Pembersihan Demokrat : Datang dari Swiss, Menghilang di Cikeas



Jakarta - Swiss, pertengahan Juni 2011. Presiden SBY sedang melakukan kunjungan untuk acara ILO. Di sela-sela acara itu, tiba-tiba saja ia memanggil seseorang 'istimewa' jauh-jauh dari Jawa Timur untuk datang.

Orang istimewa itu adalah Ketua DPD Partai Demokrat Jatim Sukarwo. Ia datang untuk diajak diskusi tentang PD yang saat itu tengah gonjang-ganjing akibat ulah mantan bendahara umumnya, M Nazaruddin.

Ikut dalam diskusi itu Menko Polhukam Djoko Suyanto dan sejumlah elit PD.
Saat itu SBY minta Sukarwo ikut memikirkan masalah PD. Mantan aktivis GMNI itu juga diminta membersihkan jaringan HMI di PD wilayah Jatim.

Dalam pertemuan itu tercetus rencana Kongres Luar Biasa (KLB).

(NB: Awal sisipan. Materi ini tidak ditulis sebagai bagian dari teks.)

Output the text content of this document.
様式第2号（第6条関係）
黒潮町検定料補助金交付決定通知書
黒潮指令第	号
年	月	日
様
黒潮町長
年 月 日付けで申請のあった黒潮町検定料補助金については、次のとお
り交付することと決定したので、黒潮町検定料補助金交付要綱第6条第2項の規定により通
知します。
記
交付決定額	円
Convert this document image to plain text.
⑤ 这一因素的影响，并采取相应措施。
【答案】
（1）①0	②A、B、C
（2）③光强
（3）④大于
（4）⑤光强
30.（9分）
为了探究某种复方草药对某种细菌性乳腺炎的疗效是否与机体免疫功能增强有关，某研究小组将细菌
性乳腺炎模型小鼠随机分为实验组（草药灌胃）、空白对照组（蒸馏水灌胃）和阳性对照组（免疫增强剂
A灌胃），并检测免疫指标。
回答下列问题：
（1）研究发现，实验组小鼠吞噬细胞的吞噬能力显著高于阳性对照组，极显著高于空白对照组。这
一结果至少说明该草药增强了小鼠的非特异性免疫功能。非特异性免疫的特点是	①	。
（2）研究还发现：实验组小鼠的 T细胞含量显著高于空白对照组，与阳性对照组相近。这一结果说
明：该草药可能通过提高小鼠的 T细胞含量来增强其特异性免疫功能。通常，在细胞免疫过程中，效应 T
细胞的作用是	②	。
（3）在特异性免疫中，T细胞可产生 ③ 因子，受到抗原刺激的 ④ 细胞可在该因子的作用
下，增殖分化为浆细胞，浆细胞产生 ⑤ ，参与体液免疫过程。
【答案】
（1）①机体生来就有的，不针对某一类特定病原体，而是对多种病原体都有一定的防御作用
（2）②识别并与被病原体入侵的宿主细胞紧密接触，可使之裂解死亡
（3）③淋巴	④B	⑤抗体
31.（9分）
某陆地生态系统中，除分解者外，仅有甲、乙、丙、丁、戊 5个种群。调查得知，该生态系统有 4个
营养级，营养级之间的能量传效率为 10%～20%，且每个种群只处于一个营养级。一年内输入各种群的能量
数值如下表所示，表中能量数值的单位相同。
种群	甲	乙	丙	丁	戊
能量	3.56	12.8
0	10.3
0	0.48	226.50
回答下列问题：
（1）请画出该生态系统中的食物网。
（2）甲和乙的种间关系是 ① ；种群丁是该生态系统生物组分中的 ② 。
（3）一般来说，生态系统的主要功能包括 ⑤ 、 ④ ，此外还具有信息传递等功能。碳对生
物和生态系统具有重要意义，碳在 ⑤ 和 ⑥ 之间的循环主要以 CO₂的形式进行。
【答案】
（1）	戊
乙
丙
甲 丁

Sukarwo dan Djoko Suyanto diplot untuk menggantikan Anas Urbaningrum. Tapi sebulan kemudian setelah pulang ke tanah air, rencana itu kemudian berubah total. Saat SBY akhirnya jumpa pers di Cikeas pada 11 Juli 2011, ia menegaskan tidak akan ada KLB.

“SBY akhirnya memilih jalan menjebloskan Anas lewat hukum. Sebab kalau lewat KLB , Ibas bakal ikut keseret, selain itu Anas nanti terkesan dizalimi,” kata sang sumber.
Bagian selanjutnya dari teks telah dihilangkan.